I often play guessing games with students about numbers to get them to think about operations. What's my number can be played several ways, but I wanted to quickly see if they could add & subtract some fractions in their heads quickly enough to tell me if the number produced a whole number or not. This game is called "The Whole Buzz"
I led this game because it was a little tricky to lead for most students. My above grade level performing students probably will be able to lead this the next time we play. It requires some extra thinking that they weren't ready for just yet...at least to lead. I like to have them lead when they can.
I told my students that they needed to decide if my fraction equation would produce a number that was one whole or larger. I would subtract or add.I told them they needed to jump up from their desk and shout "Buzz!" if it did.

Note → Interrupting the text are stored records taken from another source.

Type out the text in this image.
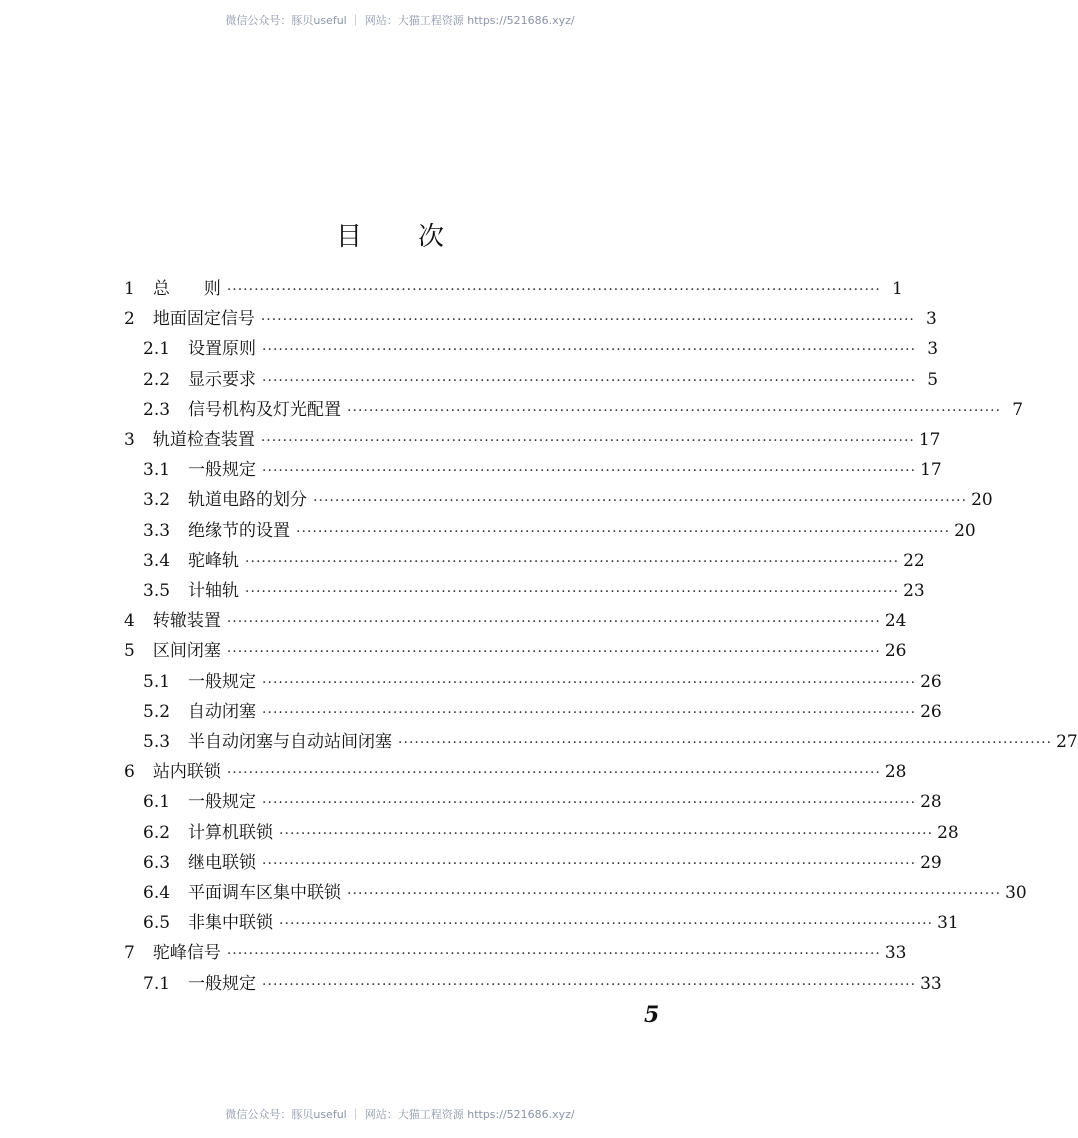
微信公众号：豚贝useful ｜ 网站：大猫工程资源 https://521686.xyz/
目次
1 总　　则 ························································································································ 1
2 地面固定信号 ························································································································ 3
2.1 设置原则 ························································································································ 3
2.2 显示要求 ························································································································ 5
2.3 信号机构及灯光配置 ························································································································ 7
3 轨道检查装置 ························································································································ 17
3.1 一般规定 ························································································································ 17
3.2 轨道电路的划分 ························································································································ 20
3.3 绝缘节的设置 ························································································································ 20
3.4 驼峰轨 ························································································································ 22
3.5 计轴轨 ························································································································ 23
4 转辙装置 ························································································································ 24
5 区间闭塞 ························································································································ 26
5.1 一般规定 ························································································································ 26
5.2 自动闭塞 ························································································································ 26
5.3 半自动闭塞与自动站间闭塞 ························································································································ 27
6 站内联锁 ························································································································ 28
6.1 一般规定 ························································································································ 28
6.2 计算机联锁 ························································································································ 28
6.3 继电联锁 ························································································································ 29
6.4 平面调车区集中联锁 ························································································································ 30
6.5 非集中联锁 ························································································································ 31
7 驼峰信号 ························································································································ 33
7.1 一般规定 ························································································································ 33
5
微信公众号：豚贝useful ｜ 网站：大猫工程资源 https://521686.xyz/
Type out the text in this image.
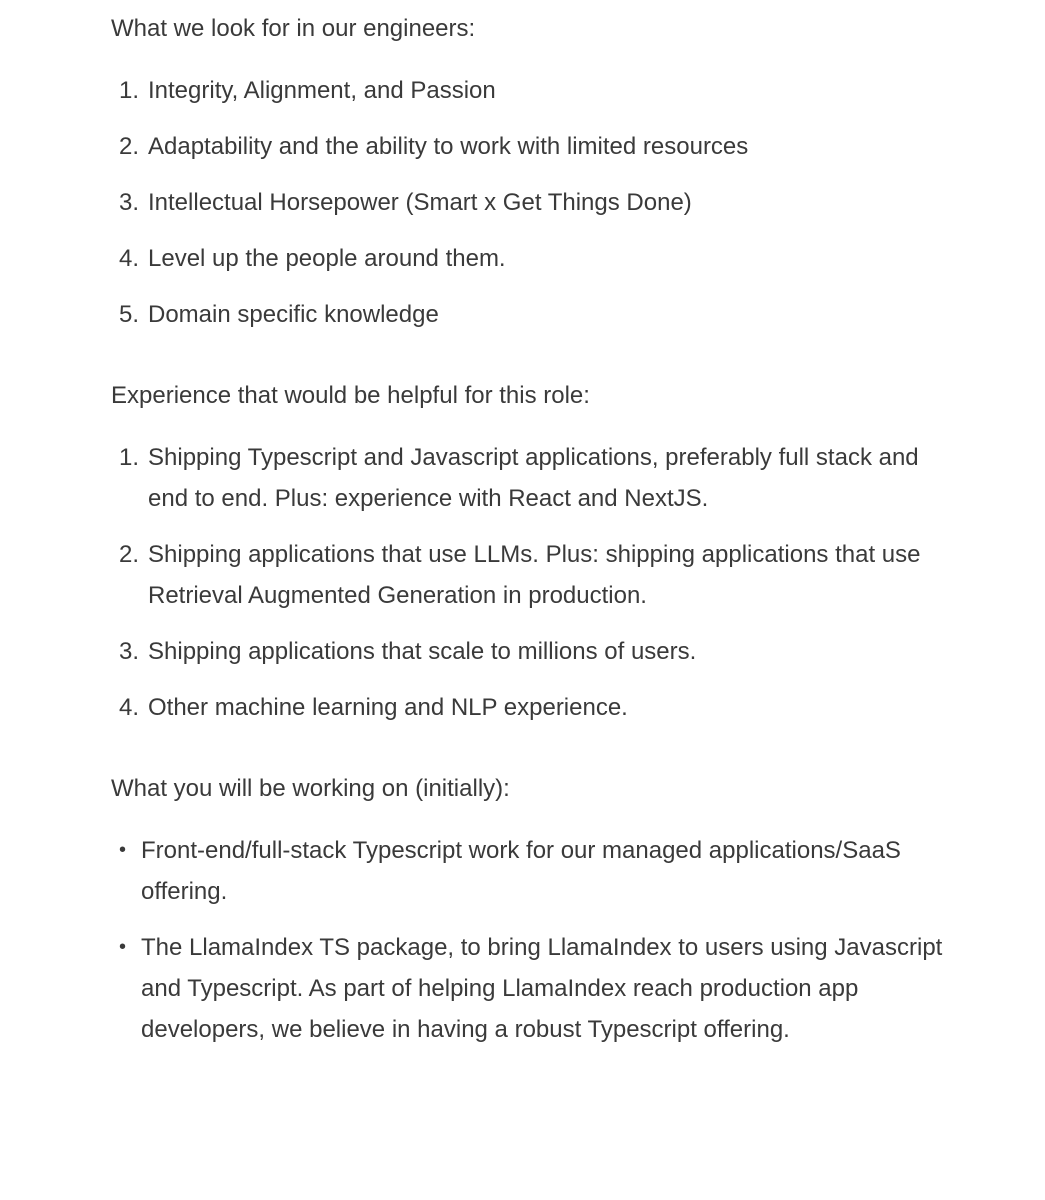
What we look for in our engineers:

1. Integrity, Alignment, and Passion
2. Adaptability and the ability to work with limited resources
3. Intellectual Horsepower (Smart x Get Things Done)
4. Level up the people around them.
5. Domain specific knowledge

Experience that would be helpful for this role:

1. Shipping Typescript and Javascript applications, preferably full stack and end to end. Plus: experience with React and NextJS.
2. Shipping applications that use LLMs. Plus: shipping applications that use Retrieval Augmented Generation in production.
3. Shipping applications that scale to millions of users.
4. Other machine learning and NLP experience.

What you will be working on (initially):

• Front-end/full-stack Typescript work for our managed applications/SaaS offering.
• The LlamaIndex TS package, to bring LlamaIndex to users using Javascript and Typescript. As part of helping LlamaIndex reach production app developers, we believe in having a robust Typescript offering.
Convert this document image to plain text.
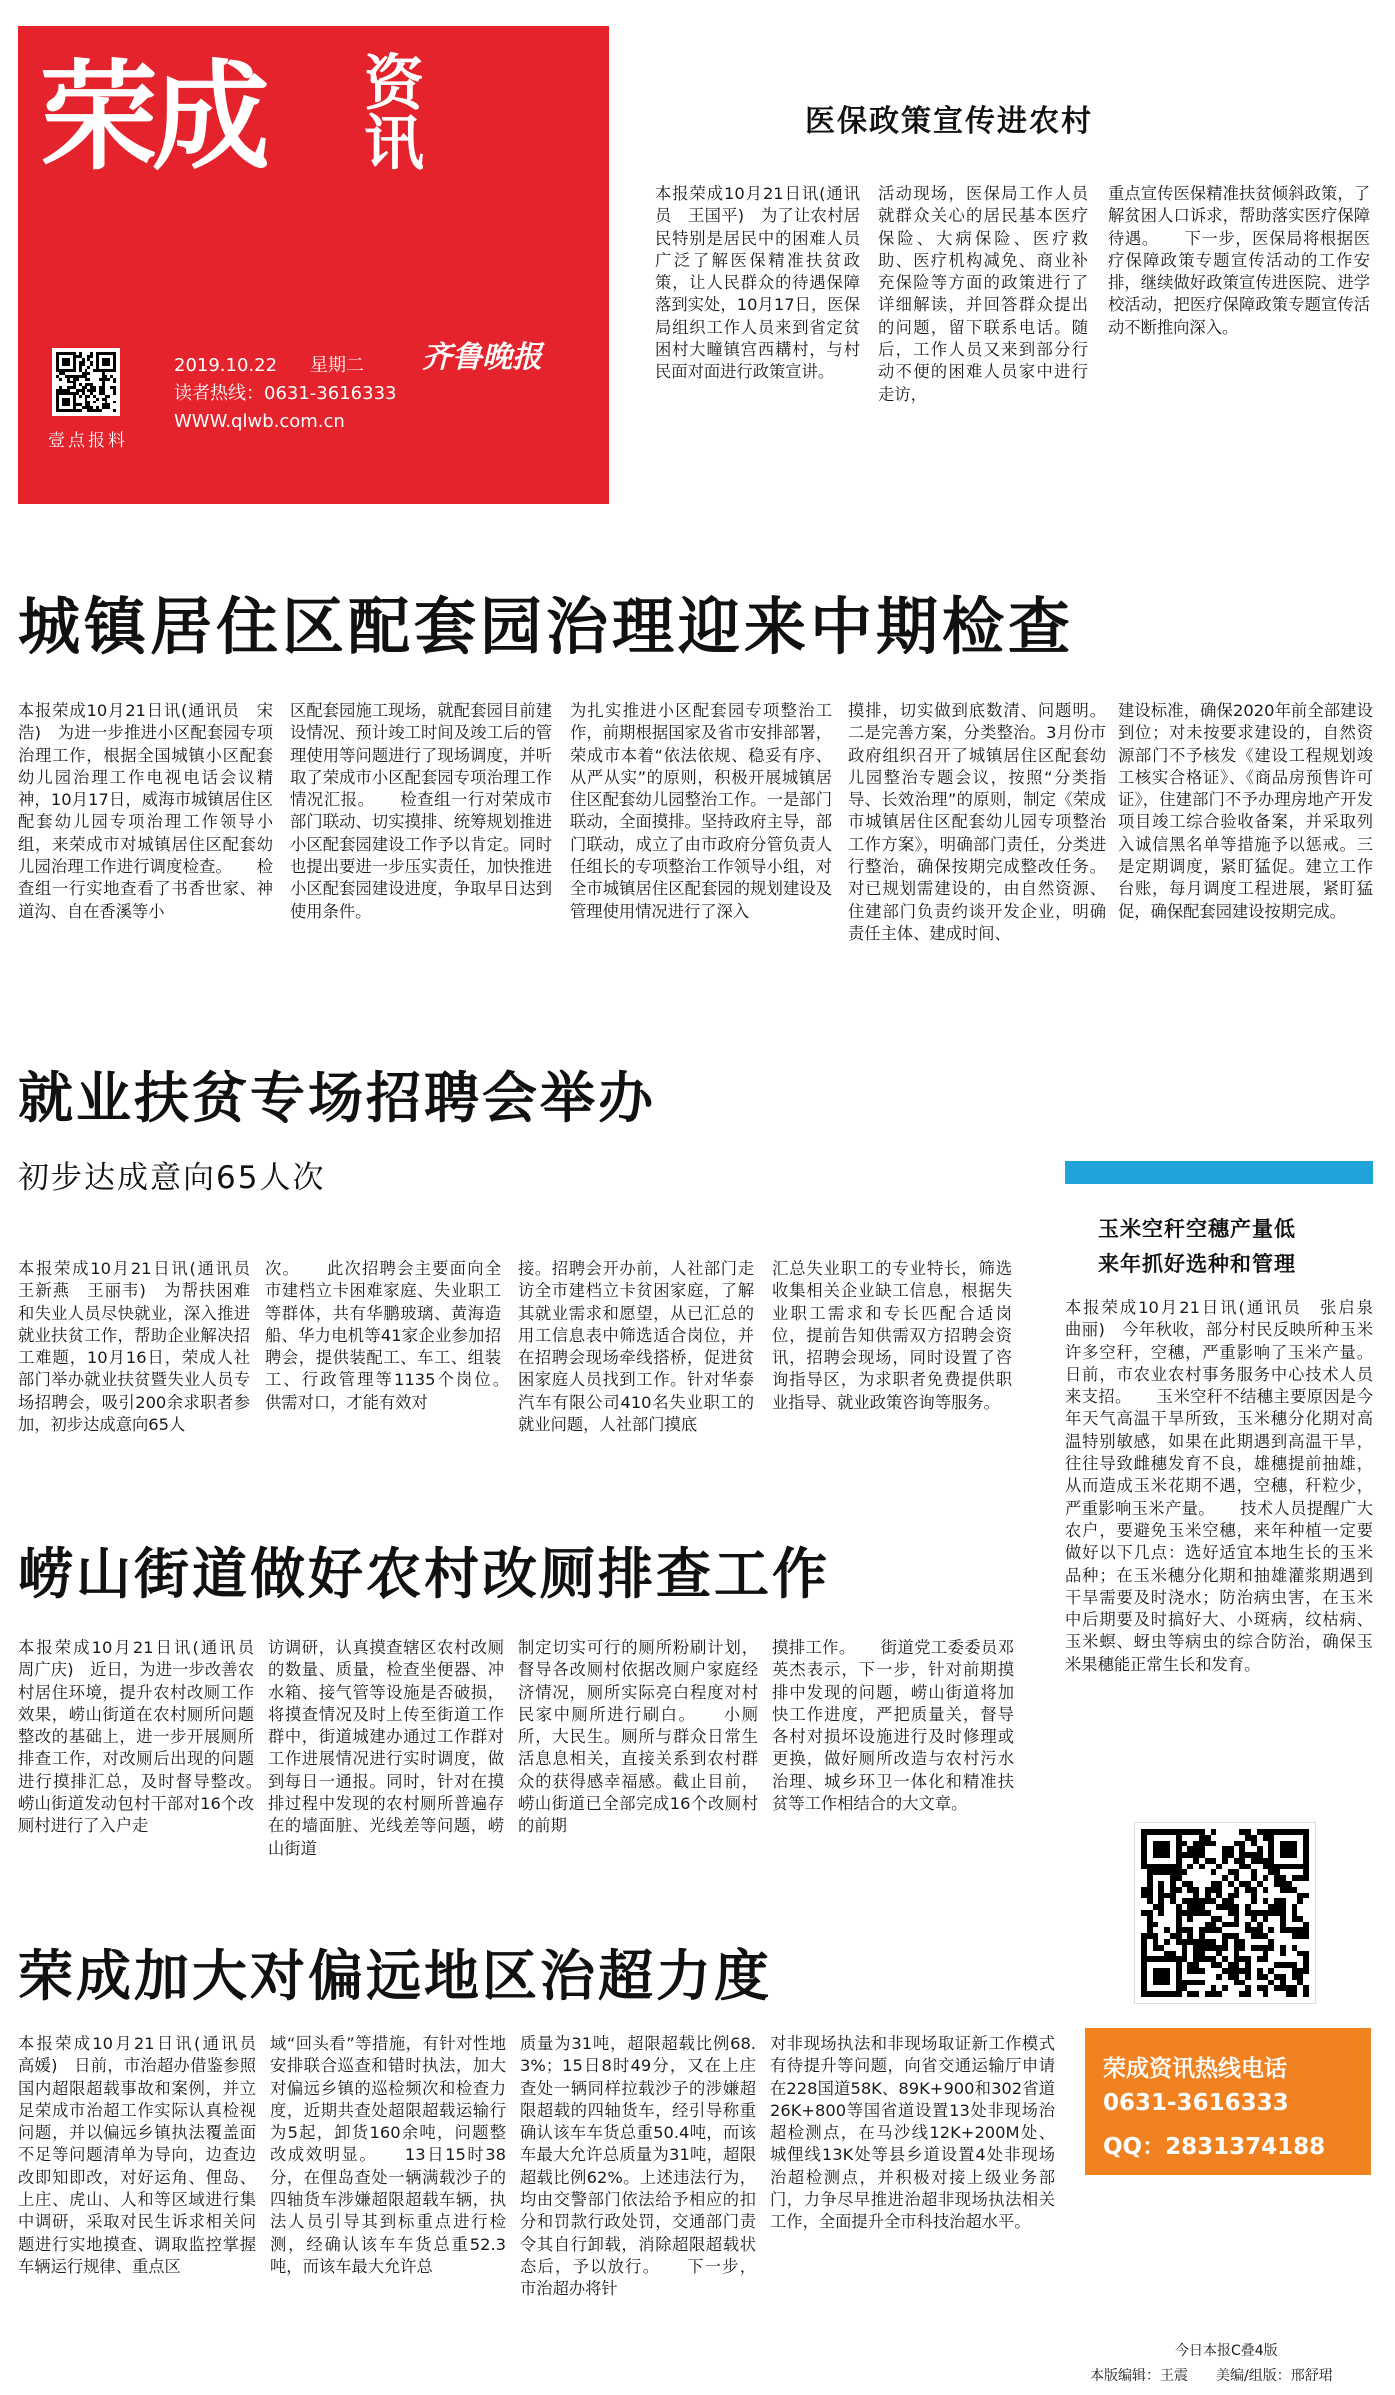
荣成 资
讯
壹点报料
2019.10.22 星期二
读者热线：0631-3616333
WWW.qlwb.com.cn
齐鲁晚报
医保政策宣传进农村
本报荣成10月21日讯(通讯员　王国平)　为了让农村居民特别是居民中的困难人员广泛了解医保精准扶贫政策，让人民群众的待遇保障落到实处，10月17日，医保局组织工作人员来到省定贫困村大疃镇宫西耩村，与村民面对面进行政策宣讲。
活动现场，医保局工作人员就群众关心的居民基本医疗保险、大病保险、医疗救助、医疗机构减免、商业补充保险等方面的政策进行了详细解读，并回答群众提出的问题，留下联系电话。随后，工作人员又来到部分行动不便的困难人员家中进行走访，
重点宣传医保精准扶贫倾斜政策，了解贫困人口诉求，帮助落实医疗保障待遇。　　下一步，医保局将根据医疗保障政策专题宣传活动的工作安排，继续做好政策宣传进医院、进学校活动，把医疗保障政策专题宣传活动不断推向深入。
城镇居住区配套园治理迎来中期检查
本报荣成10月21日讯(通讯员　宋浩)　为进一步推进小区配套园专项治理工作，根据全国城镇小区配套幼儿园治理工作电视电话会议精神，10月17日，威海市城镇居住区配套幼儿园专项治理工作领导小组，来荣成市对城镇居住区配套幼儿园治理工作进行调度检查。　　检查组一行实地查看了书香世家、神道沟、自在香溪等小
区配套园施工现场，就配套园目前建设情况、预计竣工时间及竣工后的管理使用等问题进行了现场调度，并听取了荣成市小区配套园专项治理工作情况汇报。　　检查组一行对荣成市部门联动、切实摸排、统筹规划推进小区配套园建设工作予以肯定。同时也提出要进一步压实责任，加快推进小区配套园建设进度，争取早日达到使用条件。
为扎实推进小区配套园专项整治工作，前期根据国家及省市安排部署，荣成市本着“依法依规、稳妥有序、从严从实”的原则，积极开展城镇居住区配套幼儿园整治工作。一是部门联动，全面摸排。坚持政府主导，部门联动，成立了由市政府分管负责人任组长的专项整治工作领导小组，对全市城镇居住区配套园的规划建设及管理使用情况进行了深入
摸排，切实做到底数清、问题明。二是完善方案，分类整治。3月份市政府组织召开了城镇居住区配套幼儿园整治专题会议，按照“分类指导、长效治理”的原则，制定《荣成市城镇居住区配套幼儿园专项整治工作方案》，明确部门责任，分类进行整治，确保按期完成整改任务。对已规划需建设的，由自然资源、住建部门负责约谈开发企业，明确责任主体、建成时间、
建设标准，确保2020年前全部建设到位；对未按要求建设的，自然资源部门不予核发《建设工程规划竣工核实合格证》、《商品房预售许可证》，住建部门不予办理房地产开发项目竣工综合验收备案，并采取列入诚信黑名单等措施予以惩戒。三是定期调度，紧盯猛促。建立工作台账，每月调度工程进展，紧盯猛促，确保配套园建设按期完成。
就业扶贫专场招聘会举办
初步达成意向65人次
本报荣成10月21日讯(通讯员　王新燕　王丽韦)　为帮扶困难和失业人员尽快就业，深入推进就业扶贫工作，帮助企业解决招工难题，10月16日，荣成人社部门举办就业扶贫暨失业人员专场招聘会，吸引200余求职者参加，初步达成意向65人
次。　　此次招聘会主要面向全市建档立卡困难家庭、失业职工等群体，共有华鹏玻璃、黄海造船、华力电机等41家企业参加招聘会，提供装配工、车工、组装工、行政管理等1135个岗位。　　供需对口，才能有效对
接。招聘会开办前，人社部门走访全市建档立卡贫困家庭，了解其就业需求和愿望，从已汇总的用工信息表中筛选适合岗位，并在招聘会现场牵线搭桥，促进贫困家庭人员找到工作。针对华泰汽车有限公司410名失业职工的就业问题，人社部门摸底
汇总失业职工的专业特长，筛选收集相关企业缺工信息，根据失业职工需求和专长匹配合适岗位，提前告知供需双方招聘会资讯，招聘会现场，同时设置了咨询指导区，为求职者免费提供职业指导、就业政策咨询等服务。
玉米空秆空穗产量低
来年抓好选种和管理
本报荣成10月21日讯(通讯员　张启泉　曲丽)　今年秋收，部分村民反映所种玉米许多空秆，空穗，严重影响了玉米产量。日前，市农业农村事务服务中心技术人员来支招。　　玉米空秆不结穗主要原因是今年天气高温干旱所致，玉米穗分化期对高温特别敏感，如果在此期遇到高温干旱，往往导致雌穗发育不良，雄穗提前抽雄，从而造成玉米花期不遇，空穗，秆粒少，严重影响玉米产量。　　技术人员提醒广大农户，要避免玉米空穗，来年种植一定要做好以下几点：选好适宜本地生长的玉米品种；在玉米穗分化期和抽雄灌浆期遇到干旱需要及时浇水；防治病虫害，在玉米中后期要及时搞好大、小斑病，纹枯病、玉米螟、蚜虫等病虫的综合防治，确保玉米果穗能正常生长和发育。
崂山街道做好农村改厕排查工作
本报荣成10月21日讯(通讯员　周广庆)　近日，为进一步改善农村居住环境，提升农村改厕工作效果，崂山街道在农村厕所问题整改的基础上，进一步开展厕所排查工作，对改厕后出现的问题进行摸排汇总，及时督导整改。　　崂山街道发动包村干部对16个改厕村进行了入户走
访调研，认真摸查辖区农村改厕的数量、质量，检查坐便器、冲水箱、接气管等设施是否破损，将摸查情况及时上传至街道工作群中，街道城建办通过工作群对工作进展情况进行实时调度，做到每日一通报。同时，针对在摸排过程中发现的农村厕所普遍存在的墙面脏、光线差等问题，崂山街道
制定切实可行的厕所粉刷计划，督导各改厕村依据改厕户家庭经济情况，厕所实际亮白程度对村民家中厕所进行刷白。　　小厕所，大民生。厕所与群众日常生活息息相关，直接关系到农村群众的获得感幸福感。截止目前，崂山街道已全部完成16个改厕村的前期
摸排工作。　　街道党工委委员邓英杰表示，下一步，针对前期摸排中发现的问题，崂山街道将加快工作进度，严把质量关，督导各村对损坏设施进行及时修理或更换，做好厕所改造与农村污水治理、城乡环卫一体化和精准扶贫等工作相结合的大文章。
荣成加大对偏远地区治超力度
本报荣成10月21日讯(通讯员　高媛)　日前，市治超办借鉴参照国内超限超载事故和案例，并立足荣成市治超工作实际认真检视问题，并以偏远乡镇执法覆盖面不足等问题清单为导向，边查边改即知即改，对好运角、俚岛、上庄、虎山、人和等区域进行集中调研，采取对民生诉求相关问题进行实地摸查、调取监控掌握车辆运行规律、重点区
域“回头看”等措施，有针对性地安排联合巡查和错时执法，加大对偏远乡镇的巡检频次和检查力度，近期共查处超限超载运输行为5起，卸货160余吨，问题整改成效明显。　　13日15时38分，在俚岛查处一辆满载沙子的四轴货车涉嫌超限超载车辆，执法人员引导其到标重点进行检测，经确认该车车货总重52.3吨，而该车最大允许总
质量为31吨，超限超载比例68.3%；15日8时49分，又在上庄查处一辆同样拉载沙子的涉嫌超限超载的四轴货车，经引导称重确认该车车货总重50.4吨，而该车最大允许总质量为31吨，超限超载比例62%。上述违法行为，均由交警部门依法给予相应的扣分和罚款行政处罚，交通部门责令其自行卸载，消除超限超载状态后，予以放行。　　下一步，市治超办将针
对非现场执法和非现场取证新工作模式有待提升等问题，向省交通运输厅申请在228国道58K、89K+900和302省道26K+800等国省道设置13处非现场治超检测点，在马沙线12K+200M处、城俚线13K处等县乡道设置4处非现场治超检测点，并积极对接上级业务部门，力争尽早推进治超非现场执法相关工作，全面提升全市科技治超水平。
荣成资讯热线电话
0631-3616333
QQ：2831374188
今日本报C叠4版
本版编辑：王震　　美编/组版：邢舒珺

So I started with 1 1/4 - 3/4. 4 students jumped up and yelled "Buzz". Two students were totally confused, so I told them to ask one of the students who had not jumped up. He explained that if we had a whole and just a little over a whole, that taking away anything larger than 1/4 would make less than a whole, therefore, he didn't jump.
I tried again. 6/8 + 7/8 All jumped up and yelled "Buzz" this time. I yelled "Yay!".
We played like this for 10 minutes. The toughest ones were the subtraction ones. They just really were slow at figuring out if they were less than one whole or not.
This quiz builds conceptually upon Quiz 1 as a way for students to prove the scaffolded process of how the standards link to one another. I used this quiz the day after Quiz 1. It could be given later if student's need more remediation on the standard. This is one of the greatest things about Common Core!
In the first quiz, students showed mastery in simple addition and subtraction algorithms and word problems. Then, students learned to decompose fractions to create improper fractions as they learned the meaning of the whole number mixed with a fractional part of another whole. They need to show me that they can decompose the fractions to show how many wholes are in an improper fraction to create a mixed number, or decompose a whole number using fractions to create an improper fraction.
The word problems are addition and subtraction. Only one requires decomposition. I want to know if they can distinguish when decomposition is necessary or not within a word problem.
Like all of the tests and quizzes I write, I make sure standards are written at the top in student friendly language so that they understand what they are being assessed.